24 heures l’a récemment révélé, les Jeunesses campagnardes doivent payer près de cent mille francs pour les services de la police vaudoise durant leur Fête cantonale 2013. La «loi du 19 mars 2013 sur la facturation des prestations matérielles fournies par les services de l’Etat lors des manifestations», entrée en vigueur le 1er juillet 2013, est en cause.

Le principe est de facturer à leurs bénéficiaires les prestations matérielles de l’Etat en matière de sécurité. Le cas se présentera principalement lorsque la police est mise à disposition. Ainsi en va-t-il, par exemple, pour ouvrir une course cycliste, fermer une route et même, semble-t-il, lorsque la police doit intervenir au nom de la force publique.

Le Conseil d’Etat est chargé de rendre une ordonnance d’application. Ce règlement se fait sérieusement attendre. Une directive administrative aux origines politiques peu claires s’applique aujourd’hui.

Cette dernière fixe le mode de facturation. Perfectible au niveau du principe, le système a l’avantage d’être pragmatique. Ainsi, la première étape est l’établissement de la facture totale des prestations administratives. Dans un second temps, la facture est diminuée en fonction de cinq critères: les risques pour la sécurité que représente la manifestation, la solidité financière de l’organisateur (en gros sa richesse), l’impact économique et symbolique pour le Canton, le but de la manifestation selon qu’il est lucratif ou non, et enfin les efforts financiers déjà consentis pour la sécurité. On totalise puis on discute. Cette conception n’est pas sans danger. Le jour où l’on ne voudra plus discuter, pour une quelconque raison financière ou idéologique, il ne restera plus que la comptabilisation. Ce risque devra être éloigné le plus loin possible.

Thierry Meyer l’a excellemment relevé dans ses colonnes: la société n’est pas un bilan comptable formant des lignes au budget de l’Etat. La facturation d’une partie des coûts de l’Etat ne doit pas mettre une manifestation populaire en péril.

La loi prévoit des moyens d’échapper à la facturation.

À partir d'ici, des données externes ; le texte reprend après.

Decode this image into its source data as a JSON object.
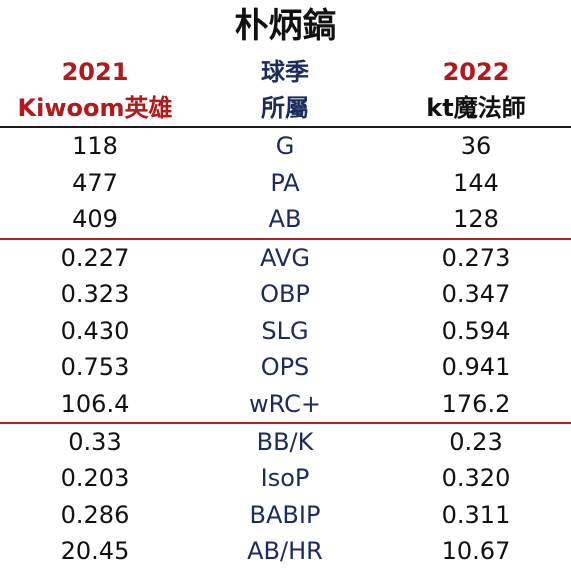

Un premier concerne les manifestations politiques autorisées. Il s’agit bien entendu des meetings et autres défilés revendicatifs. La loi ne s’applique pas à ce type d’événements. Un autre moyen est d’être considéré comme «organisateur d’une manifestation présentant un intérêt particulier pour le Canton, ou pour lesquelles une exonération se justifie en opportunité». Cette heureuse exception prouve que le dialogue est ouvert.

Mme Métraux a de plus affirmé qu’il ne s’agissait pas d’étouffer financièrement les organisateurs de manifestations.

L’activité des services de l’Etat, en particulier la police, occasionne incontestablement des coûts. Une grande manifestation populaire bouleverse, dans une certaine mesure, l’ordinaire de l’administration. Si les impôts permettent d’assurer l’ordinaire, affirmeront les auteurs de la loi, le paiement des coûts de l’extraordinaire doit revenir aux organisateurs. Il convient toutefois de définir l’ordinaire.

La vie des vaudois n’est pas faite que de M2-boulot-dodo. Le Canton a une vie riche et diverse. Il foisonne de milliers d’associations. Elles sont des acteurs centraux du dynamisme économique du Canton et, avant tout, du bonheur de nos concitoyens.

L’exemple des Jeunesses campagnardes est éloquent. Le site internet tout à fait officiel du «patrimoine immatériel vaudois»1 rappelle notamment que «les fêtes des Jeunesses campagnardes représentent un mouvement spécialement important dans le canton de Vaud.»

Les Jeunesses sont l’un des ciments politiques du Canton. Entendons le mot «politique» au sens plein et non partisan. La Fédération vaudoise des Jeunesses campagnardes (FVJC, ou Fédé) forge des réseaux d’amitié durables. La richesse de ses activités, éparpillées sur tout le territoire, lui donne une place prépondérante dans les loisirs des jeunes vaudois. L’engagement qu’une société de jeunesse attend de ses membres est impressionnant. On y distille le sens des responsabilités, du travail et de l’organisation. Les Jeunesses campagnardes sont bien plus qu’un organisme festif. Décalque du Canton, on y retrouve ce qui fait la vie quotidienne de beaucoup de nos concitoyens. Sans elles, le Pays de Vaud ne serait pas le même.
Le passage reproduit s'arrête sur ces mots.